[skip - passer]




OXmin

(3:10), EC,
2020

En regard de 109 Hypertensions de Sophie Braganti.
D'après "Die Ochsenmenuette" (Le Menuet du Bœuf) d'Ignaz Ritter von Syfried*.
Lecture sonore du 07.08.2020 à l'Entrepont au 109 à Nice dans le cadre de Voilà l'été.


Pareil à l'absurdité du présent en nature que reçoit le boucher Hongrois en échange de sa fille dans la fable du Menuet du Bœuf, le fantôme de Haydn se glisse dans une œuvre qu'il ne peut avoir écrite. Pareils aux vestiges d'un lieu où périrent des millions de vies pour en faire vivre d'autres, subsistent des échos imaginaires amplifiés et déformés d'une réalité impossible à restituer. Les cris, les bêtes, les petites vies et les pratiques contestées sont notre histoire collective : celle des anciens abattoirs du 109 aussi, entre vestige et devenir. C'est toujours en tensions, bruyantes et étrangement fagotées, que s'écrivent les relations hétérogènes mais indissociables des vivants aux machines.

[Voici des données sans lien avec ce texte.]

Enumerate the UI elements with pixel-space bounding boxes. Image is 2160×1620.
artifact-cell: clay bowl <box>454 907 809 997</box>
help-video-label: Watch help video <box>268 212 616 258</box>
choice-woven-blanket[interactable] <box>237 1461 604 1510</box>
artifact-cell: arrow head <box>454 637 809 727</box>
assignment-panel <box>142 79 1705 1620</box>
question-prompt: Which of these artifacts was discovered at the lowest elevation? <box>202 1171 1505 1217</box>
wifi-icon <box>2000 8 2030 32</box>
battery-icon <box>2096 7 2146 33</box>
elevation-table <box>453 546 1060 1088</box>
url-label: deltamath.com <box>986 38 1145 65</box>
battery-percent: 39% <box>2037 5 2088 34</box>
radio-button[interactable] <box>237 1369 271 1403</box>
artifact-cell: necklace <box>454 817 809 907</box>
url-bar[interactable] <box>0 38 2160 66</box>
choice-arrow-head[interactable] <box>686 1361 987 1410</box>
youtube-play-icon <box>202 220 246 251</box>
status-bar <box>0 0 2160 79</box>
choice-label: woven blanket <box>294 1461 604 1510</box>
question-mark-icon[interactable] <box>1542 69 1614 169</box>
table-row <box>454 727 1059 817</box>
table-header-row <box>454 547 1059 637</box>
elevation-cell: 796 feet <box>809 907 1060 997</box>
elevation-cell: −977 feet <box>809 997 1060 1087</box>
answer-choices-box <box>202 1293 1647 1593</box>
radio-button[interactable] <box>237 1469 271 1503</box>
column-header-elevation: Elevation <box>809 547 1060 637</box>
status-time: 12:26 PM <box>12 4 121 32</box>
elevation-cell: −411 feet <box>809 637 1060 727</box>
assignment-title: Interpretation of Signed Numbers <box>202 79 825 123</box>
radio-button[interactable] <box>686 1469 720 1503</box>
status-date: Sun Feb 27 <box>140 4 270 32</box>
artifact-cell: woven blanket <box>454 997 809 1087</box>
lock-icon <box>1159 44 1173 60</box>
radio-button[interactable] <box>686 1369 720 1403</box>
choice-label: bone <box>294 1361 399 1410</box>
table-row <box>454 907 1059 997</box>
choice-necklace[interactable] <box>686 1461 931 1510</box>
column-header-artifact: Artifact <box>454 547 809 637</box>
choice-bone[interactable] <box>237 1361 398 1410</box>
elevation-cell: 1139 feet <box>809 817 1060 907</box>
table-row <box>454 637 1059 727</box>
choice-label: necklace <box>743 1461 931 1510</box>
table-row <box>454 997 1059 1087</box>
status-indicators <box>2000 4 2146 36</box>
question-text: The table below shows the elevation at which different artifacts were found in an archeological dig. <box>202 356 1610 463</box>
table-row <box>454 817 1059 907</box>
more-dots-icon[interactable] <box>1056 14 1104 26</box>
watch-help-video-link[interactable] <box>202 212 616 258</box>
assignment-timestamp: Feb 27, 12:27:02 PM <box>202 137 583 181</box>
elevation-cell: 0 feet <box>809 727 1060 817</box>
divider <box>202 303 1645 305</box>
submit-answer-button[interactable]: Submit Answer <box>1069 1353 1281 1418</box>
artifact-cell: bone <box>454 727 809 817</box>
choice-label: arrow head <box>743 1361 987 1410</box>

En recherchant des pages historiques sur le bestiaire musical des bovins, c'est le mot et l'abréviation "Ox" qui ont surgi pour identifier cette ancienne danse de cour : le menuet. "Ox" ou "Ochs" comme pour vouloir dire occir ou oxyder. Car l'altération et la destruction des anciens principes ont toujours été des mécanismes de transformation essentiels. Ici : déplacement d'une élégance d'origine vers le registre caverneux, le spectre d'harmoniques et l'autre forme d'une distanciation du vivant sur un tapis déroulant une cadence inexorable.

Oxmin, bien plus que Moo326, s'inscrit en pause, en contrechamps de 109 Hypertensions de Sophie Braganti et en symétrie de sa proposition solaire et piquante aux accents de folklore et de temps industriel révolus. Voici une danse en si bémol, un B flat qui évoque ce que voix animales et actions mécaniques, d'essences incompatibles, ont (eu) à voir dans un même appareil.

*Ox Minuet, The by Carl Ferdinand Pohl, A Dictionary of Music and Musicians (1900) edited by George Grove.

Next to 109 Hypertensions by Sophie Braganti.
After "Die Ochsenmenuette" (The Minuet of the Beef) by Ignaz Ritter von Syfried *.
Reading and sound on august 07.08.2020 at l'Entrepont, 109 in Nice programming Voilà l'été.


Similar to the absurdity of the present in kind that the Hungarian butcher receives in exchange for his daughter in the fable of Minuet du Bœuf, Haydn's ghost slips into a work that he could not have written. Similar to the vestiges of a place where millions of lives perished to support others, there remain amplified and distorted imaginary echoes of a reality impossible to restore. The cries, the animals, the small lives and the contested practices are our collective history: that of the old slaughterhouses of 109 too, between vestige and becoming. It is always in tensions, noisy and strangely bundled up, that the heterogeneous but inseparable relations of the living to the machines are written.

While researching historical pages on the musical bestiary of cattle, it is the word and the abbreviation "Ox" that have arisen to identify this ancient court dance: the minuet. "Ox" or "Ochs" as to mean to occir or oxidize. For the alteration and destruction of old principles have always been essential mechanisms of transformation. Here: displacement of an original elegance towards the cavernous register, the spectrum of harmonics and the other form of a distancing from the living on a carpet unrolling an inexorable cadence.

Oxmin, much more than Moo326, is part of a pause, in reverse of 109 Hypertensions by Sophie Braganti and in symmetry of her solar and spicy proposition with accents of folklore and bygone industrial time. Here is a dance in B flat which evokes what animal voices and mechanical actions, of incompatible essences, have (had) to see in the same device.

*Ox Minuet, The by Carl Ferdinand Pohl, A Dictionary of Music and Musicians (1900) edited by George Grove.